A little perspective: one year ago this week the Cardinals were 41-38 after dropping their third in a row. Do you need to be reminded how they did in October? Two years ago at this time, the Giants lost seven straight and 13 of 18. They didn’t look like postseason material while sitting at 40-39, but put it all together down the stretch for a World Series title.

In 2004, the Boston Red Sox played close to .500 much of the season from May through mid-August. Starting on August 16, the Sox won six in a row. If you supported the law of averages, you might conclude the Sox would be due for several losses and bet against them.

In fact, they did lose, 3-0 to Toronto ending that streak – only to go on a 10-game win streak. When that streak ended, they won nine of the next 12 games. The “anticipated” losing streak never arrived.

Simply put, the law of averages can’t predict what is going to happen the next game or 10.

This year’s Detroit Tigers remind many fans of the 2008 team: Both stocked with talent, but underachieving. The 2008 group never came out of it.

Some teams can slip out of a funk that has gone on for months, as the 2004 Red Sox did, and begin to play very well, while others do not. In fact, that is the point – there are almost always tangible reasons why a team goes on hot or cold streaks, more so than the law of averages.

The 2004 Red Sox had improved their defense by adding several players at the trading deadline, including SS Orlando Cabrera. It took a few weeks, but the improved defense and attitude were real and they showed it by playing winning ball on the field the rest of the season.

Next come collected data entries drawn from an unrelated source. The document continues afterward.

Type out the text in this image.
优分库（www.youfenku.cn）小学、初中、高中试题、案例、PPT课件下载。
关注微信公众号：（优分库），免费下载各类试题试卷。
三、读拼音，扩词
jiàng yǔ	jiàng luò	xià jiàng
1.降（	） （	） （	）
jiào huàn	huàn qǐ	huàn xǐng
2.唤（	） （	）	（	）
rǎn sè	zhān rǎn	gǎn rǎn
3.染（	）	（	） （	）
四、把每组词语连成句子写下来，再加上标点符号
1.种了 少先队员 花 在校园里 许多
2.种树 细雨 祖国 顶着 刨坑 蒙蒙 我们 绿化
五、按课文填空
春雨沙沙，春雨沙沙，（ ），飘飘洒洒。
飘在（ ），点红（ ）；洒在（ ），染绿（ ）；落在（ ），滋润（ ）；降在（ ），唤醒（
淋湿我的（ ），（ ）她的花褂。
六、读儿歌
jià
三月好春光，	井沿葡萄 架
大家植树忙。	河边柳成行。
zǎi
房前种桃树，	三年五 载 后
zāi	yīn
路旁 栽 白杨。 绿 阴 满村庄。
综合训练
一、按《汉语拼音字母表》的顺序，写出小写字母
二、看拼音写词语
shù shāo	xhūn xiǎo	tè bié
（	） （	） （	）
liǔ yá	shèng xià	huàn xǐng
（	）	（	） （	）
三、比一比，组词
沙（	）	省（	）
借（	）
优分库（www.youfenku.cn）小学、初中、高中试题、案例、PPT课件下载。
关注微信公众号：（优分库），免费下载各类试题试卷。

The 2008 Tigers started poorly because of weak defense and pitching injuries. The Angels’ 14-1 UNDER the total streak was not a fluke – the offense was decimated by injuries and the pitching staff was magnificent.

Sometimes injuries can play a role, especially if an ace pitcher is out, and other times teams go into a collective hitting or pitching slump.

Think about the talented 2007 NY Mets. They ended the year 5-12, blowing the division lead to the Phillies. If you had bet on them the last week with the reasoning, “They’re too good to keep playing this bad,” you would have lost your shirt when they went 1-6 against the Nationals and Marlins, two of the worst teams in baseball.

In 1988 the Baltimore Orioles lost their first 21 games. Sports bettors playing the law of averages hoping the Orioles “were due to win” blew out their betting bankrolls before May 1.

Overall, it is better to ride a hot team or continue to bet against a cold team, than to rely on the law of averages and bet the other way.